Elevated maternal osteocalcin during early pregnancy ups risk of low birthweight
Elevated levels of maternal osteocalcin during the first and second trimesters of pregnancy may increase the risk of having low birthweight (LBW) infants, a recent study has found.
Researchers performed a nested case-control study of 230 mothers (mean age 28.0±5.0 years) with LBW babies and 382 control pregnant mothers (mean age 28.1±4.7 years). Participants were matched for infant gender, maternal age and gestational age at blood sampling. Binary logistic regression models were used to estimate the relationship between maternal serum osteocalcin and 25-hydroxyvitamin D (25(OH)D) and LBW.
Relative to women with first trimester maternal osteocalcin ≤11.32 ng/mL, those with elevated levels were significantly more likely to give birth to LBW babies (20 vs 40; adjusted odds ratio [OR], 2.29; 95 percent CI, 1.11–4.72; p=0.025).
No such effect was documented for maternal 25(OH)D. There were 25 LBW infants in those with serum concentrations ≤64.82 nmol/L, which was not significantly different than in those with high measured levels (n=35; adjusted OR, 1.39; 0.72–2.67; p=0.325).

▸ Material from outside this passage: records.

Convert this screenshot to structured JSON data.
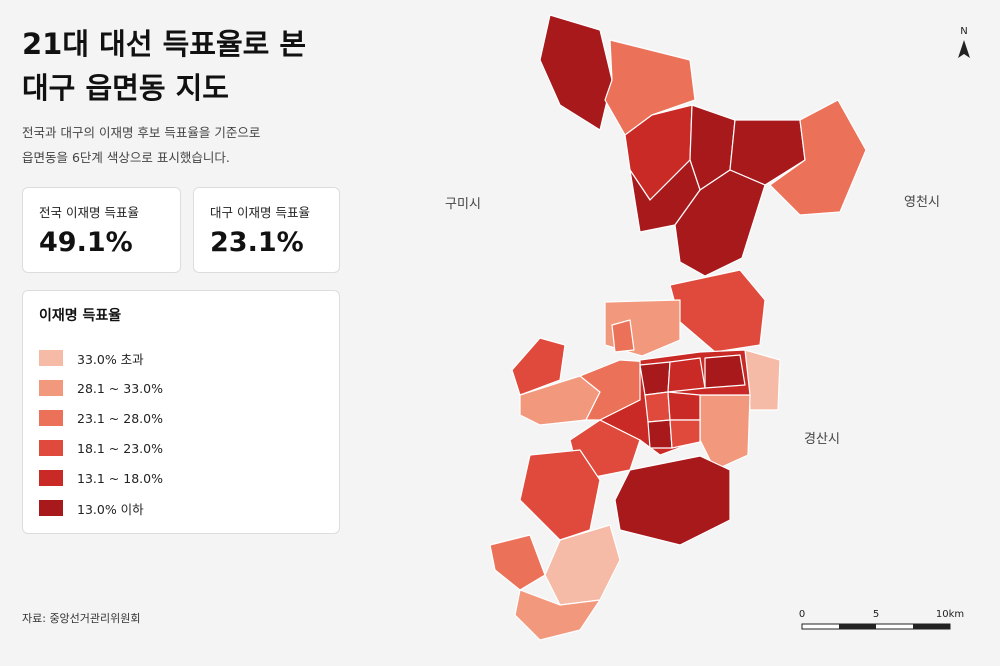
{
  "header": {
    "title": [
      "21대 대선 득표율로 본",
      "대구 읍면동 지도"
    ],
    "description": [
      "전국과 대구의 이재명 후보 득표율을 기준으로",
      "읍면동을 6단계 색상으로 표시했습니다."
    ]
  },
  "stats": [
    {
      "label": "전국 이재명 득표율",
      "value": "49.1%"
    },
    {
      "label": "대구 이재명 득표율",
      "value": "23.1%"
    }
  ],
  "legend": {
    "title": "이재명 득표율",
    "items": [
      {
        "label": "33.0% 초과",
        "color": "#f6bba6"
      },
      {
        "label": "28.1 ~ 33.0%",
        "color": "#f2987d"
      },
      {
        "label": "23.1 ~ 28.0%",
        "color": "#ec7159"
      },
      {
        "label": "18.1 ~ 23.0%",
        "color": "#e04a3c"
      },
      {
        "label": "13.1 ~ 18.0%",
        "color": "#c92a26"
      },
      {
        "label": "13.0% 이하",
        "color": "#a8191c"
      }
    ]
  },
  "map": {
    "labels": [
      "구미시",
      "영천시",
      "경산시"
    ],
    "north": "N",
    "scale": [
      "0",
      "5",
      "10km"
    ]
  },
  "source": "자료: 중앙선거관리위원회"
}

During the second trimester, the effect of osteocalcin remained significant (adjusted OR, 1.59; 1.03–2.45; p=0.036) while serum 25(OH)D continued to be unrelated to LBW risk (adjusted OR, 1.06; 0.69–1.62; p=0.790).
By the third trimester, the relationship between LBW risk and osteocalcin was attenuated (adjusted OR, 1.05; 0.40–2.80; p=0.919).
That osteocalcin acts as a hormone that improves glucose uptake by the foetus may explain the present findings, though further studies are required to conclusively identify the underlying mechanisms, said researchers.